Q. "How do I know what my pressure will be once I install a booster pump?"
A. Pump total pressure boost should be added to current household system pressure to determine total system pressure when boosted. Note: It is not recommended to exceed 80 psi total boosted household pressure. Example: Household system pressure before boost = 30 psi. Add the total pump pressure (for this example we'll use a pump that has a boost of +35 psi) so 30 psi + 35 psi = 65 psi. Your total boost after pressure would be 65 psi.

Q. "What is the difference between water flow and water pressure?"
A. Water flow refers to the amount of water coming out of a hose, faucet or other pipe fixture in a certain amount of time. Water pressure refers to the amount of force that is put on the water to make it move from one place to another, or to the amount of force the water exerts when coming out of the pipe. Water flow is the result of pressure on volume. Volume is the amount of water available for delivery, and pressure is the force exerted on it. For example if you have a pressure of 3 PSI forcing water through a 1/2" i.d. pipe it will have a lower flow rate than that same 3 PSI forcing water through a larger pipe.

Q. "My water is sandy and somewhat abrasive. Can I still use a booster pump?"

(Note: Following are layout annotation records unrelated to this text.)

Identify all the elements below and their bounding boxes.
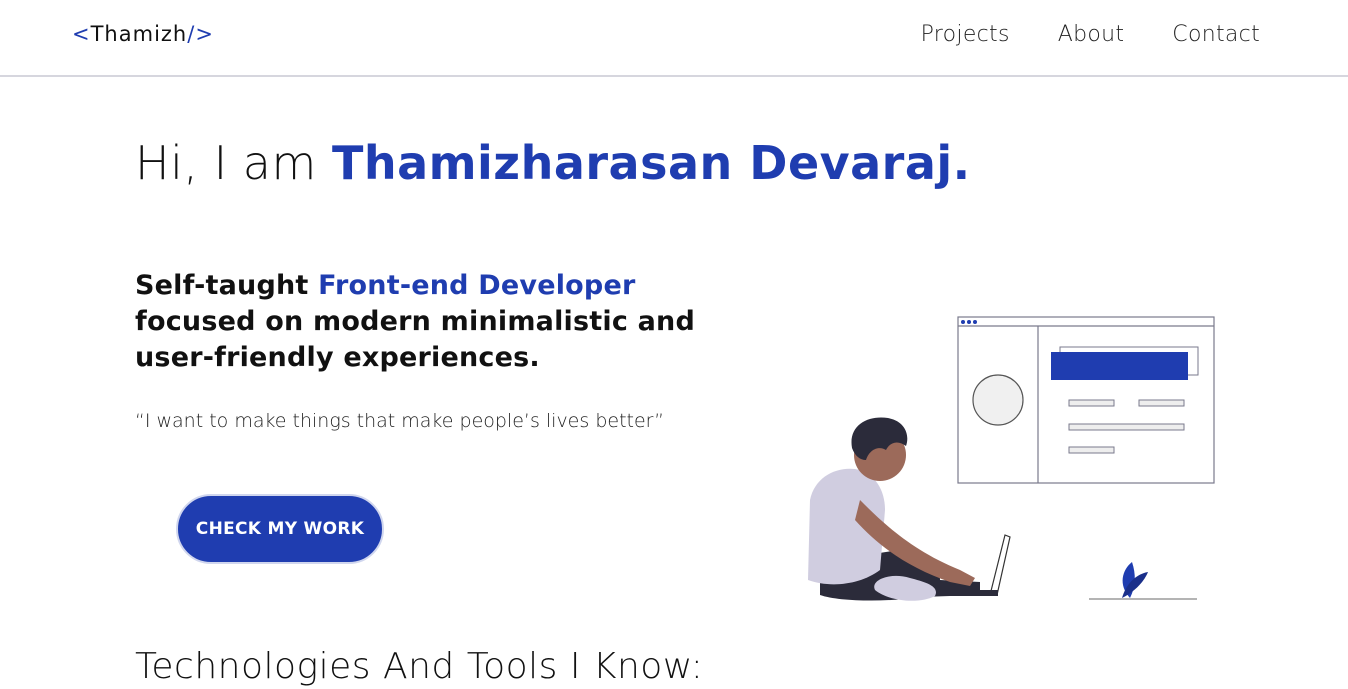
logo-open-bracket: < — [72, 22, 91, 46]
developer-illustration — [808, 316, 1215, 601]
logo-text: Thamizh — [90, 22, 188, 46]
hero-greeting: Hi, I am — [135, 136, 332, 190]
plant-graphic — [1089, 562, 1197, 600]
site-logo[interactable]: <Thamizh/> — [72, 22, 214, 46]
tagline-rest: focused on modern minimalistic and user-… — [135, 306, 695, 373]
navbar: <Thamizh/> Projects About Contact — [0, 0, 1348, 77]
tagline-role: Front-end Developer — [318, 270, 636, 301]
hero-title: Hi, I am Thamizharasan Devaraj. — [135, 136, 971, 190]
nav-link-about[interactable]: About — [1058, 22, 1125, 47]
nav-links: Projects About Contact — [921, 22, 1260, 47]
hero-tagline: Self-taught Front-end Developer focused o… — [135, 268, 755, 376]
nav-link-contact[interactable]: Contact — [1172, 22, 1260, 47]
tagline-prefix: Self-taught — [135, 270, 319, 301]
nav-link-projects[interactable]: Projects — [921, 22, 1010, 47]
hero-quote: “I want to make things that make people’… — [135, 410, 665, 432]
hero-name: Thamizharasan Devaraj. — [331, 136, 971, 190]
technologies-title: Technologies And Tools I Know: — [135, 646, 704, 687]
check-my-work-button[interactable]: CHECK MY WORK — [176, 494, 384, 564]
browser-window-graphic — [957, 316, 1215, 484]
logo-close-bracket: /> — [187, 22, 214, 46]
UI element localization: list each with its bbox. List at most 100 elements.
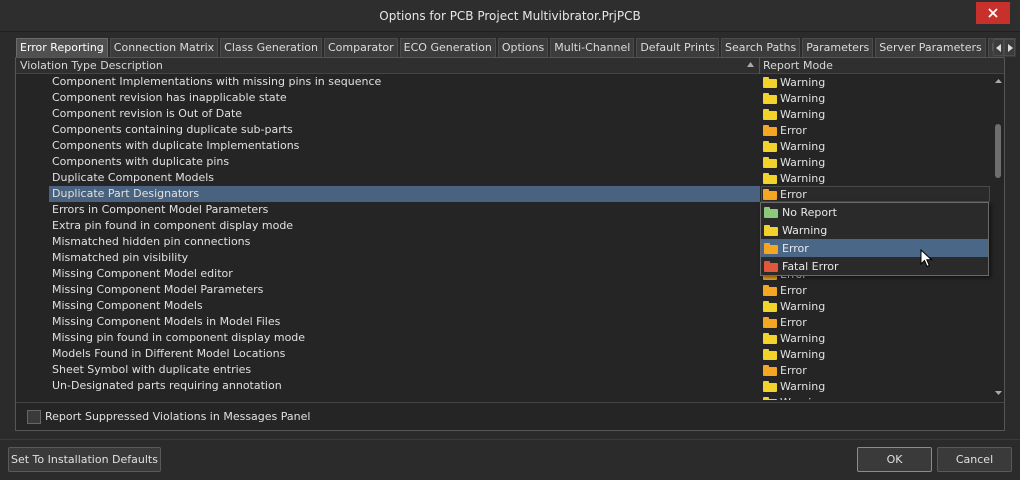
tab-default-prints[interactable]: Default Prints — [636, 38, 720, 57]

A. Pumping abrasive or sandy water can damage any pump's internal components. We suggest installing a sand separator before any constant pressure or boosting system if you have these water conditions. We have many sand separators for you to choose from. Please note: If you are considering adding a sand separator before the booster system you must make sure that your water system meets the minimum flow rate for the sand separator to function correctly.